Produced in conjunction with C40 Cities Climate Leadership Group, the WBA Global Food Waste Management Report shows how cities can be success stories, with Milan, for instance, achieving an 86 per cent food capture rate.

Business leaders, brands and global corporations are also increasingly engaged in food waste solutions, as evidenced by last month’s Waste to Wealth Commitment Summit, attended by the Prince of Wales.

How small businesses can use food waste to their advantage

It is not only big business rethinking waste as a resource, though, says Richard Gueterbock, marketing director of Clearfleau Group. “A growing number of smaller food businesses are now recognising that generating biogas on the factory site can both cut carbon emissions and save costs,” says Mr Gueterbock.
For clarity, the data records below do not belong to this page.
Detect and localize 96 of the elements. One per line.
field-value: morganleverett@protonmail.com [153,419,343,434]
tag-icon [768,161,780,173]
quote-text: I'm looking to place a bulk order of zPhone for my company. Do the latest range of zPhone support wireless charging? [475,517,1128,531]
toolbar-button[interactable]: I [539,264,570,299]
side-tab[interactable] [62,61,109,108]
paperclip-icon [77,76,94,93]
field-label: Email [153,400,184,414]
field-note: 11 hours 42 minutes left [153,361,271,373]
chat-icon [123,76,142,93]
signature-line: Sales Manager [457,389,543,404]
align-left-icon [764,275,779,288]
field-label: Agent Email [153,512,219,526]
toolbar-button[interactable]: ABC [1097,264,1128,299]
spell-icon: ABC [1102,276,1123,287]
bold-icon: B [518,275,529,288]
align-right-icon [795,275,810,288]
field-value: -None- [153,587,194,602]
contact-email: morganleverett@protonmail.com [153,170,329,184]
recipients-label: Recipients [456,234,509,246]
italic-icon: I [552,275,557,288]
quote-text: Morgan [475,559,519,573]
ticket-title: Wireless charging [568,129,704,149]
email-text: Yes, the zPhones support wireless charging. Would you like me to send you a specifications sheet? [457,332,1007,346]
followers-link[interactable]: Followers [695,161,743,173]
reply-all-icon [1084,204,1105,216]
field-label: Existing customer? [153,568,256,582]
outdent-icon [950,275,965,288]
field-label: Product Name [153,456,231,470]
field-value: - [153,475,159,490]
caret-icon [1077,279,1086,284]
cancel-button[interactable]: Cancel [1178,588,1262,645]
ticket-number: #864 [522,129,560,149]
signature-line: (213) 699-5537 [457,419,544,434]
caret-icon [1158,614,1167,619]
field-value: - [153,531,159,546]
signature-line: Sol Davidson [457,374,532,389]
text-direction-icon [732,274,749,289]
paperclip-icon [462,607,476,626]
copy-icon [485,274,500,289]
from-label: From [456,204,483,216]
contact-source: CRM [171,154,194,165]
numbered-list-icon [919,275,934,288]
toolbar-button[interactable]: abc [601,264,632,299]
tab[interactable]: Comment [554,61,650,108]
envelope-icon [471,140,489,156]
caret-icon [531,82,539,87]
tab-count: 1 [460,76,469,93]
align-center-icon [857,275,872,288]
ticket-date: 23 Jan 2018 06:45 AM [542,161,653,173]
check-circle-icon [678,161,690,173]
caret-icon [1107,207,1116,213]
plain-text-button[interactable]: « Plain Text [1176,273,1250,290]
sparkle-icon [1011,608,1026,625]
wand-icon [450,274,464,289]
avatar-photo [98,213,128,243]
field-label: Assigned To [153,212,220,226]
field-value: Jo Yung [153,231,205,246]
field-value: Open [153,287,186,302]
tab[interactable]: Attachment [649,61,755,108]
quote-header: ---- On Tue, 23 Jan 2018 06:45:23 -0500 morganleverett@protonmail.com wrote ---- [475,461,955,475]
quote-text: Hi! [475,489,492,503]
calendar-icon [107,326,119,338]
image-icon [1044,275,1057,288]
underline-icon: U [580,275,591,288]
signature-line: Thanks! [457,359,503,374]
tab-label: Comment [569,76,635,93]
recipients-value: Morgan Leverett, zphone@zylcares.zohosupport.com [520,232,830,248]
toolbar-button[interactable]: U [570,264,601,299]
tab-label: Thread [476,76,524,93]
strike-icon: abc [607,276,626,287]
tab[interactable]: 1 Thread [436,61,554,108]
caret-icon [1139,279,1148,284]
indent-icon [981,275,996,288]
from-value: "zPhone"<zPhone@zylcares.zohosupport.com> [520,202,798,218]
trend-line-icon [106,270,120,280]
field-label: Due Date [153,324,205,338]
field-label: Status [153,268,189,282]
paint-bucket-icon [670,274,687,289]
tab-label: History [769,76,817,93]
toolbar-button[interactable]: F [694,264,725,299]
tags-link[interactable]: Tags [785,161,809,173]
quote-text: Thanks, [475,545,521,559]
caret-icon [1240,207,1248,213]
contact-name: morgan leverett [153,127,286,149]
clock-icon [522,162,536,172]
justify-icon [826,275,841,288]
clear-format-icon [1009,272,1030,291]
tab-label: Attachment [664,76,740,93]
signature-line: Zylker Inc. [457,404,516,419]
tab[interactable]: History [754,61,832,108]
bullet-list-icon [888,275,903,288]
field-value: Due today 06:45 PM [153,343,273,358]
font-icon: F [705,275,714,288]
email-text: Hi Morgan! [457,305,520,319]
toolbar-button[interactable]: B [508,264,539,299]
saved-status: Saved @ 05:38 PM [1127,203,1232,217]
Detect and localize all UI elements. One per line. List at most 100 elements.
In anaerobic digestion, the language is changing, too. He adds: “We avoid using the word ‘waste’. Everything in the food chain has a latent energy value.”

An on-site bioenergy system can extract up to 95 per cent of available energy from a range of food processing residues, with installations at UK factories making everything from cheese and malt whisky, to Rolos and Fruit Pastilles.
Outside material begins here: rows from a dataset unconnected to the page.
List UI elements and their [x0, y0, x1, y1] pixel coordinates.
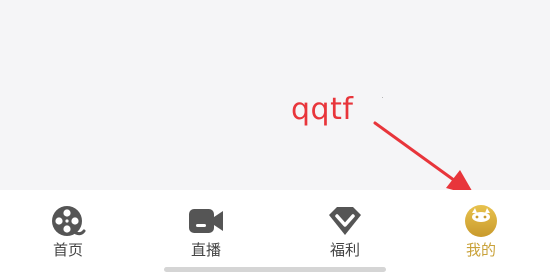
- tab-home-label: 首页: [52, 241, 83, 259]
- gift-diamond-icon: [327, 204, 363, 238]
- annotation-label: qqtf: [291, 92, 354, 127]
- home-indicator[interactable]: [164, 267, 386, 272]
- tab-live-label: 直播: [190, 241, 221, 259]
- tab-mine[interactable]: 我的: [431, 204, 531, 264]
- film-reel-icon: [50, 204, 86, 238]
- tab-welfare[interactable]: 福利: [295, 204, 395, 264]
- bottom-tab-bar: 首页 直播 福利 我的: [0, 190, 550, 275]
- tab-mine-label: 我的: [465, 241, 496, 259]
- tab-welfare-label: 福利: [329, 241, 360, 259]
- profile-avatar-icon: [463, 204, 499, 238]
- video-camera-icon: [188, 204, 224, 238]
- tab-live[interactable]: 直播: [156, 204, 256, 264]
- tab-home[interactable]: 首页: [18, 204, 118, 264]
- screen-speck: [382, 97, 383, 98]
Indeed, rethinking, repurposing and reselling waste as a resource is fast becoming a hotbed of entrepreneurial activity, says Louisa Ziane, global brand director at Toast Ale. “There has been a huge surge in startups using ingredients and materials that are surplus or a by-product,” she says.
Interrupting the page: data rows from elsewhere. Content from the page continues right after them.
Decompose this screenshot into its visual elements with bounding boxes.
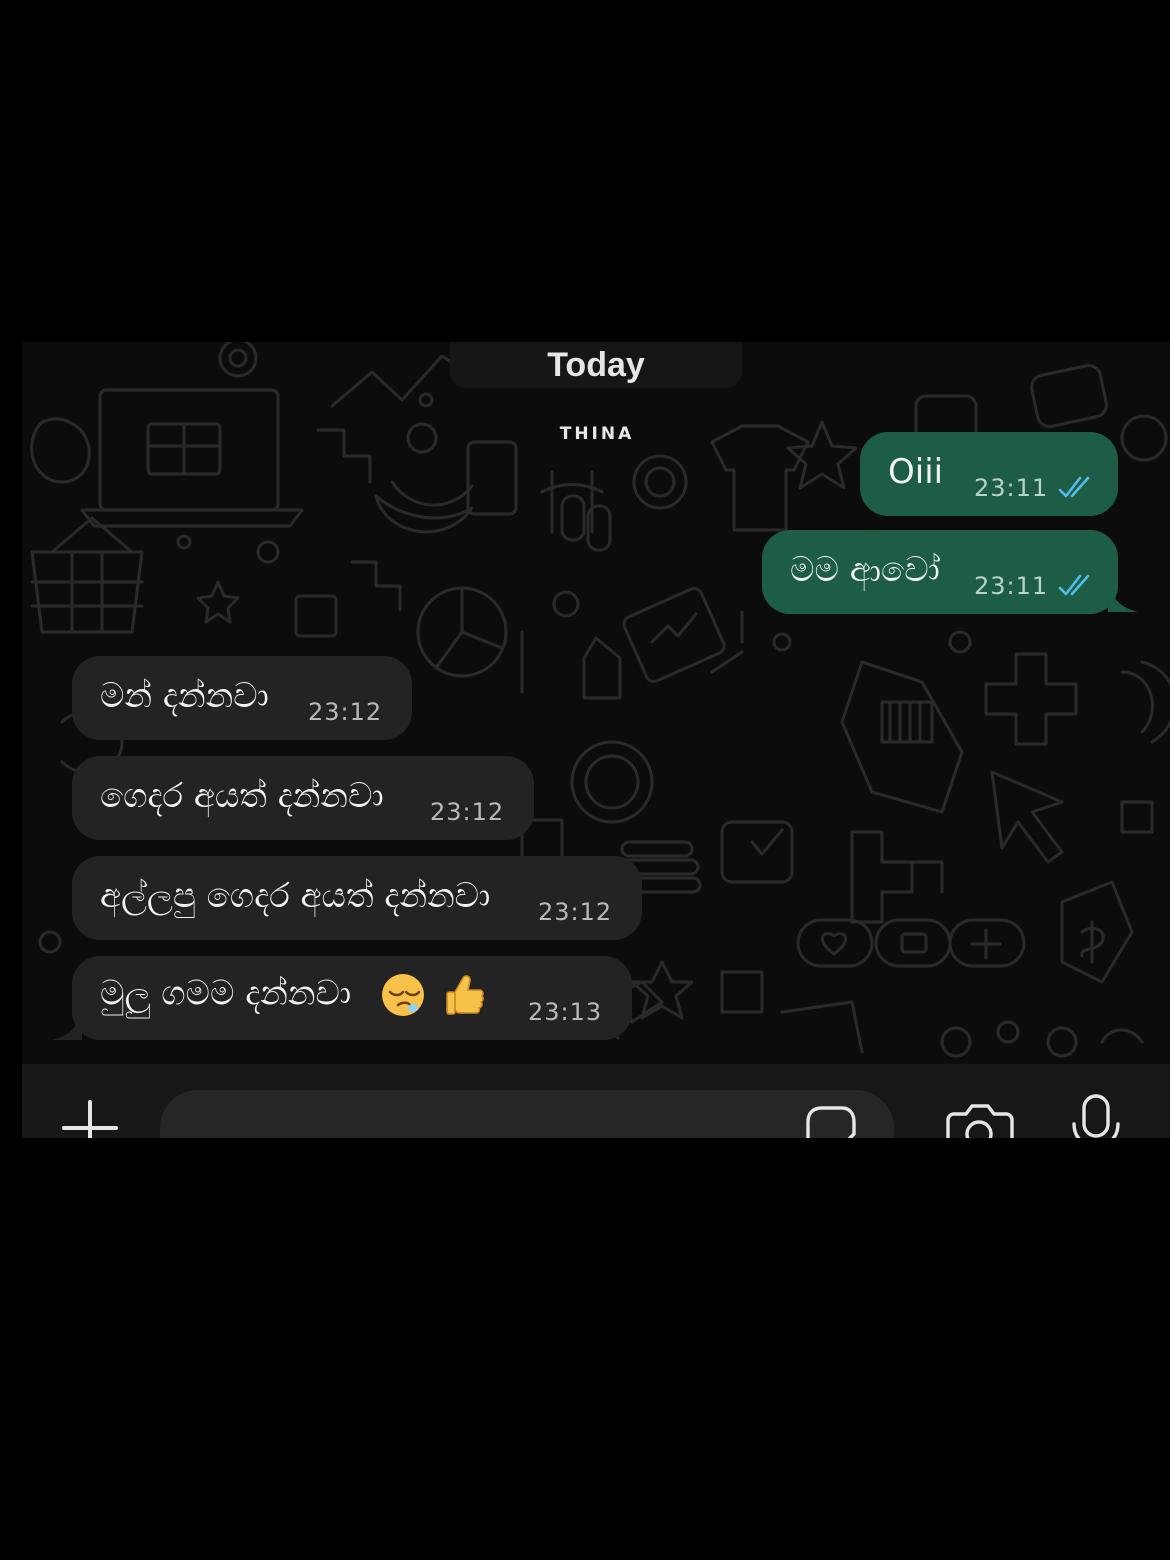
message-bubble-outgoing[interactable]: Oiii 23:11 — [860, 432, 1118, 516]
message-text: අල්ලපු ගෙදර අයත් දන්නවා — [100, 876, 491, 916]
date-label: Today — [547, 345, 645, 384]
bubble-tail — [52, 1010, 82, 1040]
message-bubble-incoming[interactable]: මුලු ගමම දන්නවා 23:13 — [72, 956, 632, 1040]
microphone-icon[interactable] — [1066, 1094, 1126, 1138]
message-text: ගෙදර අයත් දන්නවා — [100, 776, 384, 816]
message-text: Oiii — [888, 452, 944, 492]
double-check-icon — [1058, 476, 1090, 498]
message-time: 23:11 — [974, 572, 1049, 600]
message-input[interactable] — [160, 1090, 894, 1138]
message-text: මුලු ගමම දන්නවා — [100, 972, 487, 1018]
sleepy-face-emoji-icon — [381, 974, 424, 1016]
message-bubble-incoming[interactable]: මන් දන්නවා 23:12 — [72, 656, 412, 740]
double-check-icon — [1058, 574, 1090, 596]
message-bubble-incoming[interactable]: අල්ලපු ගෙදර අයත් දන්නවා 23:12 — [72, 856, 642, 940]
watermark: THINA — [559, 424, 635, 444]
bubble-tail — [1108, 582, 1138, 612]
plus-icon[interactable] — [60, 1098, 120, 1138]
chat-screen: Today THINA Oiii 23:11 මම ආවෝ 23:11 මන් … — [22, 342, 1170, 1138]
compose-bar — [22, 1064, 1170, 1138]
message-text: මම ආවෝ — [790, 550, 940, 590]
message-time: 23:13 — [528, 998, 603, 1026]
message-bubble-incoming[interactable]: ගෙදර අයත් දන්නවා 23:12 — [72, 756, 534, 840]
thumbs-up-emoji-icon — [446, 975, 484, 1015]
message-bubble-outgoing[interactable]: මම ආවෝ 23:11 — [762, 530, 1118, 614]
message-text: මන් දන්නවා — [100, 676, 269, 716]
sticker-icon[interactable] — [800, 1100, 860, 1138]
message-time: 23:12 — [308, 698, 383, 726]
message-time: 23:12 — [538, 898, 613, 926]
message-time: 23:12 — [430, 798, 505, 826]
message-text-content: මුලු ගමම දන්නවා — [100, 973, 352, 1014]
message-time: 23:11 — [974, 474, 1049, 502]
date-separator: Today — [450, 342, 742, 388]
camera-icon[interactable] — [944, 1100, 1014, 1138]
Toast Ale is an award-winning craft beer brewed with surplus fresh bread that would otherwise be wasted. All profits go to Feedback, an environmental food waste charity.

Food waste solutions are evolving sector-wide, says Ms Ziane. “Technology is improving our ability to measure and take action to reduce overproduction and reuse by-products and surplus,” she says. “For example, Winnow [food-waste initiative] technology helps commercial kitchens to measure and monetise their food waste.”

What restaurant and bars are, and can be, doing to tackle waste

Sustainable restaurant champions range from Silo Brighton, a zero-waste pioneer “designed with the bin in mind”, to the Michelin-starred kitchen of chef Diego Gallegos at Sollo Restaurante, set within a Hilton brand hotel, near Malaga.

In some ways, drinking rather than eating out is where previously hidden food waste solutions are now emerging.

“The problem with bar waste is real and there are no excuses,” says Bex Almqvist, global marketing manager on trade at Absolut Vodka and co-creator of the Green Hustle. The Green Hustle is all about changing mindsets among bartenders to get them applying easy sustainability hacks.

She explains: “Almost every bar in the world uses lime, for example. The lime is squeezed, the juice is used and the husk is thrown away. However, if you make lime stock from your husks, you can stretch the lime by 50 per cent.” Experience running a London cocktail bar tells Ms Almqvist this hack alone could have saved around 60,000 limes a year.

Sometimes, big ideas require us to think small. Home-delivery innovators Silly Greens are actually thinking micro, part-passing food production on to the end-user. Founder Ed Hall explains: “Micro greens don’t even fit within the supply chain because they perish and lose their flavour and nutrition so fast. Therefore, perhaps living salads and growing that highly perishable food yourself is the answer.”

Innovation abounds in rethinking food waste as a resource. It ranges from valorisation of compostable plastics and catalysing into chemicals, to consumer smartphone apps, such as Olio and Too Good to Go, for food-sharing and rescue. The word on waste is changing.